I do not initiate friendships. It’s not who I am. I let other people decide if we’ll be friends or not. I just make boundaries.
The problem is that I am “crazy” so I tend to attract “crazy’s”.
I run into several types:
- The Contol Freak-they like to try to make me do what they think I should do in my life regardless of what I say, do or believe. They usually get angry at me and dump me as a friend. Some of them miss me and come back in my life and some don’t. Either way, I’m usually pretty happy if and when they dump me. If there’s one thing that’s free its advice!
- The Religious Fanatic-These characters have more rules and regulations than God!! They can tell me how to live my life and have all the reasons why their way is best.
- The Know It All-If you have any questions you don’t even have to ask. They’ll bring up a topic only to fight with you to the end no matter how wrong they are. They look stupid much more than necessary…just shut up for Pete’s sake!! This type likes to focus on the most minute things that don’t even matter that’s what bugs me the most about them.
- The Liar-I think we all run into this type I shouldn’t have to expound on it.

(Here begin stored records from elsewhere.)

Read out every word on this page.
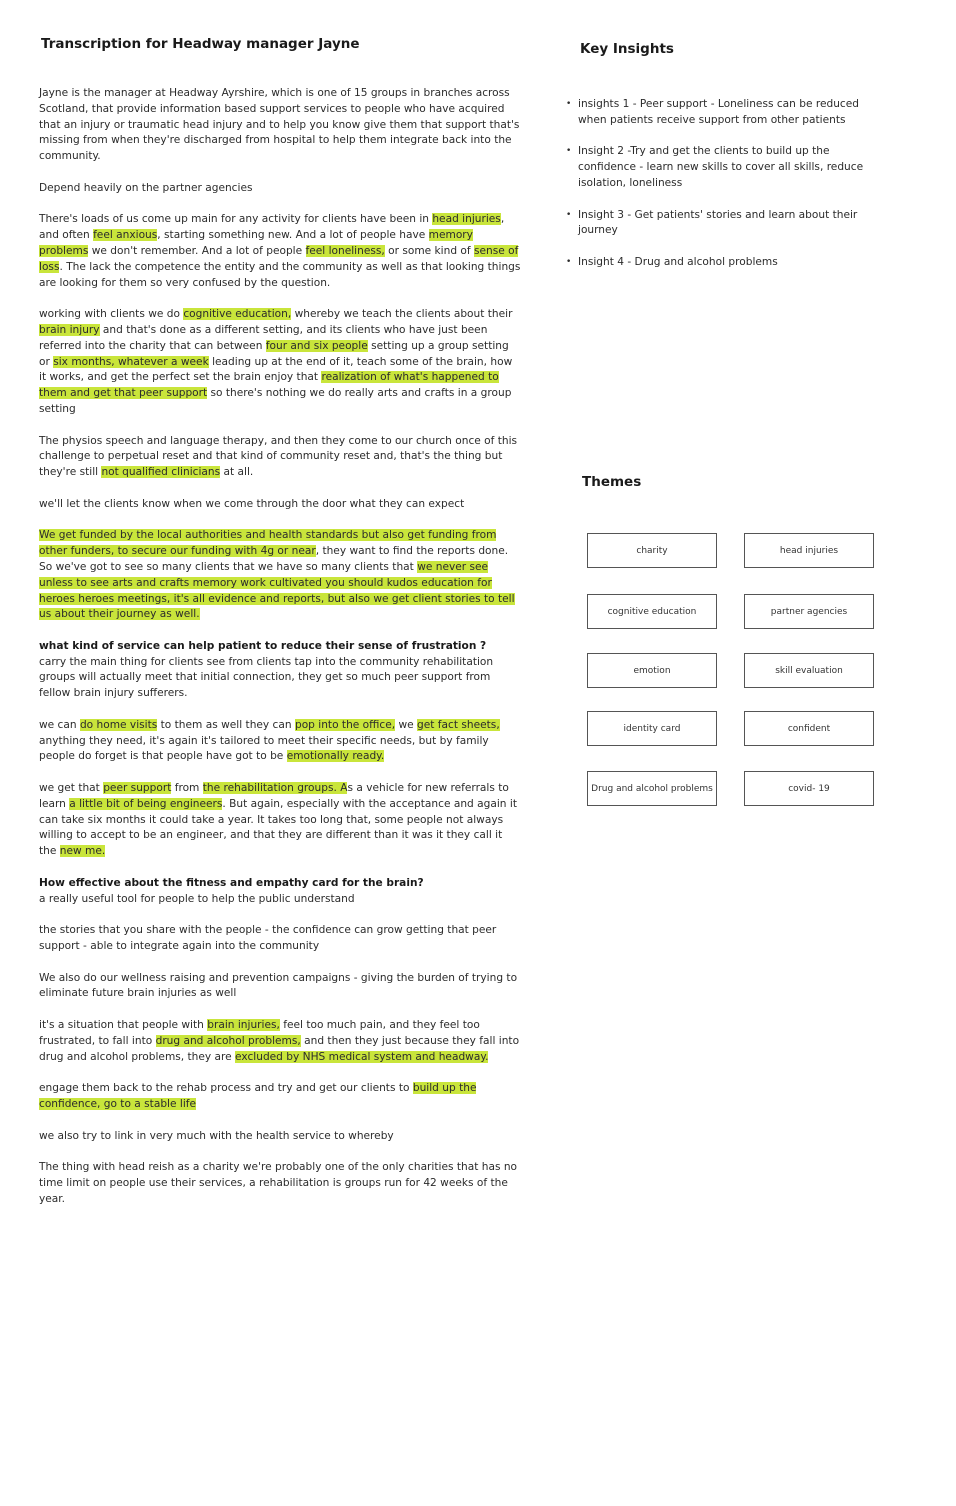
Transcription for Headway manager Jayne

Jayne is the manager at Headway Ayrshire, which is one of 15 groups in branches across Scotland, that provide information based support services to people who have acquired that an injury or traumatic head injury and to help you know give them that support that's missing from when they're discharged from hospital to help them integrate back into the community.

Depend heavily on the partner agencies

There's loads of us come up main for any activity for clients have been in head injuries, and often feel anxious, starting something new. And a lot of people have memory problems we don't remember. And a lot of people feel loneliness, or some kind of sense of loss. The lack the competence the entity and the community as well as that looking things are looking for them so very confused by the question.

working with clients we do cognitive education, whereby we teach the clients about their brain injury and that's done as a different setting, and its clients who have just been referred into the charity that can between four and six people setting up a group setting or six months, whatever a week leading up at the end of it, teach some of the brain, how it works, and get the perfect set the brain enjoy that realization of what's happened to them and get that peer support so there's nothing we do really arts and crafts in a group setting

The physios speech and language therapy, and then they come to our church once of this challenge to perpetual reset and that kind of community reset and, that's the thing but they're still not qualified clinicians at all.

we'll let the clients know when we come through the door what they can expect

We get funded by the local authorities and health standards but also get funding from other funders, to secure our funding with 4g or near, they want to find the reports done. So we've got to see so many clients that we have so many clients that we never see unless to see arts and crafts memory work cultivated you should kudos education for heroes heroes meetings, it's all evidence and reports, but also we get client stories to tell us about their journey as well.

what kind of service can help patient to reduce their sense of frustration ?

carry the main thing for clients see from clients tap into the community rehabilitation groups will actually meet that initial connection, they get so much peer support from fellow brain injury sufferers.

we can do home visits to them as well they can pop into the office, we get fact sheets, anything they need, it's again it's tailored to meet their specific needs, but by family people do forget is that people have got to be emotionally ready.

we get that peer support from the rehabilitation groups. As a vehicle for new referrals to learn a little bit of being engineers. But again, especially with the acceptance and again it can take six months it could take a year. It takes too long that, some people not always willing to accept to be an engineer, and that they are different than it was it they call it the new me.

How effective about the fitness and empathy card for the brain?

a really useful tool for people to help the public understand

the stories that you share with the people - the confidence can grow getting that peer support - able to integrate again into the community

We also do our wellness raising and prevention campaigns - giving the burden of trying to eliminate future brain injuries as well

it's a situation that people with brain injuries, feel too much pain, and they feel too frustrated, to fall into drug and alcohol problems, and then they just because they fall into drug and alcohol problems, they are excluded by NHS medical system and headway.

engage them back to the rehab process and try and get our clients to build up the confidence, go to a stable life

we also try to link in very much with the health service to whereby

The thing with head reish as a charity we're probably one of the only charities that has no time limit on people use their services, a rehabilitation is groups run for 42 weeks of the year.

Key Insights
• insights 1 - Peer support - Loneliness can be reduced when patients receive support from other patients
• Insight 2 -Try and get the clients to build up the confidence - learn new skills to cover all skills, reduce isolation, loneliness
• Insight 3 - Get patients' stories and learn about their journey
• Insight 4 - Drug and alcohol problems
Themes
charity	head injuries
cognitive education	partner agencies
emotion	skill evaluation
identity card	confident
Drug and alcohol problems	covid- 19
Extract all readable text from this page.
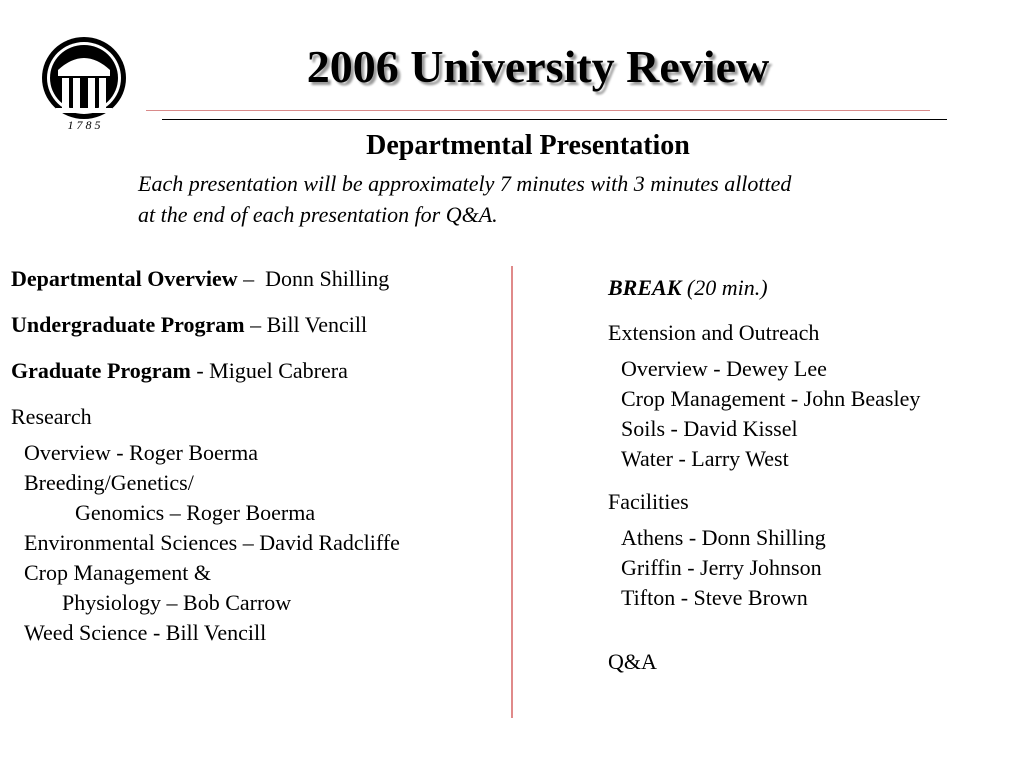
1 7 8 5
2006 University Review
Departmental Presentation
Each presentation will be approximately 7 minutes with 3 minutes allotted
at the end of each presentation for Q&A.
Departmental Overview –  Donn Shilling
Undergraduate Program – Bill Vencill
Graduate Program - Miguel Cabrera
Research
Overview - Roger Boerma
Breeding/Genetics/
Genomics – Roger Boerma
Environmental Sciences – David Radcliffe
Crop Management &
Physiology – Bob Carrow
Weed Science - Bill Vencill
BREAK (20 min.)
Extension and Outreach
Overview - Dewey Lee
Crop Management - John Beasley
Soils - David Kissel
Water - Larry West
Facilities
Athens - Donn Shilling
Griffin - Jerry Johnson
Tifton - Steve Brown
Q&A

- The Insecure Type-These people are weak and show it in different areas. They are desperate to impress anyone! You can’t confide in them because they are shallow. They talk about people and usually bad. You know you’ll be next on their list so you have to watch everything you say and do.

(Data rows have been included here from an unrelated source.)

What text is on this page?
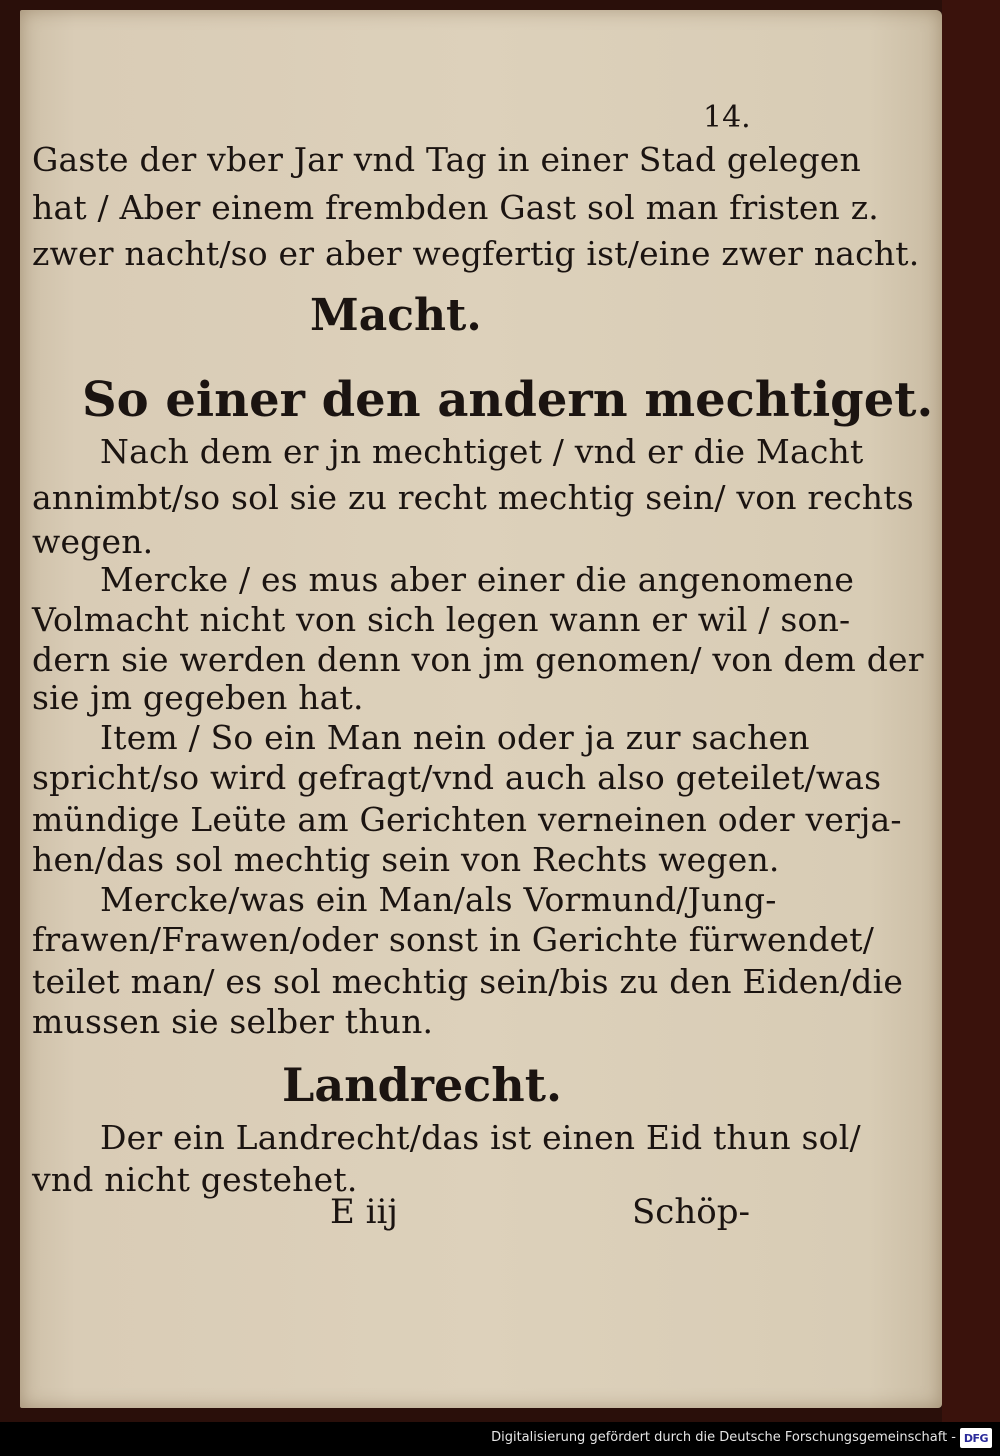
14.
Gaste der vber Jar vnd Tag in einer Stad gelegen
hat / Aber einem frembden Gast sol man fristen z.
zwer nacht/so er aber wegfertig ist/eine zwer nacht.
Macht.
So einer den andern mechtiget.
Nach dem er jn mechtiget / vnd er die Macht
annimbt/so sol sie zu recht mechtig sein/ von rechts
wegen.
Mercke / es mus aber einer die angenomene
Volmacht nicht von sich legen wann er wil / son-
dern sie werden denn von jm genomen/ von dem der
sie jm gegeben hat.
Item / So ein Man nein oder ja zur sachen
spricht/so wird gefragt/vnd auch also geteilet/was
mündige Leüte am Gerichten verneinen oder verja-
hen/das sol mechtig sein von Rechts wegen.
Mercke/was ein Man/als Vormund/Jung-
frawen/Frawen/oder sonst in Gerichte fürwendet/
teilet man/ es sol mechtig sein/bis zu den Eiden/die
mussen sie selber thun.
Landrecht.
Der ein Landrecht/das ist einen Eid thun sol/
vnd nicht gestehet.
E iij	Schöp-
Digitalisierung gefördert durch die Deutsche Forschungsgemeinschaft - DFG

- The Clingy Type-These are the ones that like to take up my time and make me their total support system and convenience store. Who the hell needs to borrow toilet paper????? This is like a pet peeve to me!! If you don’t know by adulthood that toilet paper is a necessity then you probably never will. I am forever getting people who borrow toilet paper, light bulbs, dish soap, bleach, aluminum foil, my potato masher, mousse…I mean, please!! And they don’t borrow it one time they make it a weekly thing. To top it off they want you on call every time they need an intense pep talk.
- The Self-Absorbed Loser-This type likes to go into detail about some recurring obsession. They need a psychoanalyst to walk them through their life and point out the mistakes. While I am upbeat and positive this becomes repetitive and annoying. I only tolerate this for short periods, if I can help it.

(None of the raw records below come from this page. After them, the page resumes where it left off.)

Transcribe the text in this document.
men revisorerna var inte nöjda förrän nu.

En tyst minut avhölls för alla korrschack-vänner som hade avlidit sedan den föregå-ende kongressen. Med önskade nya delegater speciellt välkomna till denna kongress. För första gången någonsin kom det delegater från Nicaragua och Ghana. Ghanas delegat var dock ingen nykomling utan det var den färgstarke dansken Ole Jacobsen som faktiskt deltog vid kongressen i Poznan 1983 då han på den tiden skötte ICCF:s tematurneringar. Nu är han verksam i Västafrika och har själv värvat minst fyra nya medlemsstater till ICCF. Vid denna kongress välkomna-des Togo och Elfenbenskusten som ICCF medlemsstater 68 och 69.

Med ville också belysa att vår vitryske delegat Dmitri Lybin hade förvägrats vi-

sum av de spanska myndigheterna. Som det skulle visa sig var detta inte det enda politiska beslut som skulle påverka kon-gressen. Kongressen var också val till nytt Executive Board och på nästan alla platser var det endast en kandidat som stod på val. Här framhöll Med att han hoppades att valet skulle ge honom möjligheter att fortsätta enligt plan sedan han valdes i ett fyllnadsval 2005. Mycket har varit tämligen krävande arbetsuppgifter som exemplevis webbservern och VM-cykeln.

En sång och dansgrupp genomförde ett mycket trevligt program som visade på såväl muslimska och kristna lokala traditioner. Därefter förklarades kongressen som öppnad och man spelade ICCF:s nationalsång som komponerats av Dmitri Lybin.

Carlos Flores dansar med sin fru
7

- The God-You can’t talk to them other than to follow their lead and continue. They rule all conversation. You can’t give constructive criticism. If you say one thing that isn’t on track with their inflated ego then they’ll get angry. You can’t have anything in common with them. The subject matter is limited because they base everything on their own distorted perception. An interesting conversation isn’t happening. They are out of touch with external realities. They feed their ego with Bull $h*t. Their philosophy is is simple, they are above everyone and matter more than anyone. You can spot them by the way they talk about themselves all the time. They talk about everything wonderful they’ve ever done, how wonderful they look, how wonderful they dress, how they can (or cannot) accept the common man’s nature, how everyone loves them, how the common man does them wrong and how this has affected their lives, what they’ve had to endure because of the common man, etc…
I could go on, but I think you get the idea.
Toxic people love me! I am humble and they feel this empowers them to walk all over me. This is where boundaries really help. I am also motivational and inspirational and this they use to their advantage by stealing my focus and directing it towards them. I’ve come to realize how much I appreciate “Me” time. I have drastically limited the time I give anyone.
People who have problems like to attach themselves to me and take me for all they can! I have them everywhere I go, always! There is, at least, one person, who clings on to me with all they can as if I can actually help them.
I attract so many wackos it makes me wonder how sane I am. The lunatics crawl out of the woodwork! I keep an emotional distance. I like a clear head during these [altercations?]. Nothing like feelings to blur a matter.
Since these types (and more) attach themselves to me for dear life I’ve had only one option. Prepare a defense.
I’ve learned to adjust by keeping everyone at a respectful distance. This is the number one rule in my life.
I also set boundaries and become assertive when I need to. Sometimes I have to revisit and reestablish boundaries. My boundaries often change as I get to know a person, but I generally keep people at arms length. I don’t have a physical support system. I draw upon my ability to self-motivate. Eventually, I may need to establish a better support system. I have a number I can call to a mental health group or, if nothing else, I can always go to church. At this point, I’m just taking one thing at a time and social anxiety is not something I’m addressing yet. I have to get myself straight before I can even think of adding someone to the mix.
Don’t get me wrong I do love my family and friends but everyone I know lives in another state.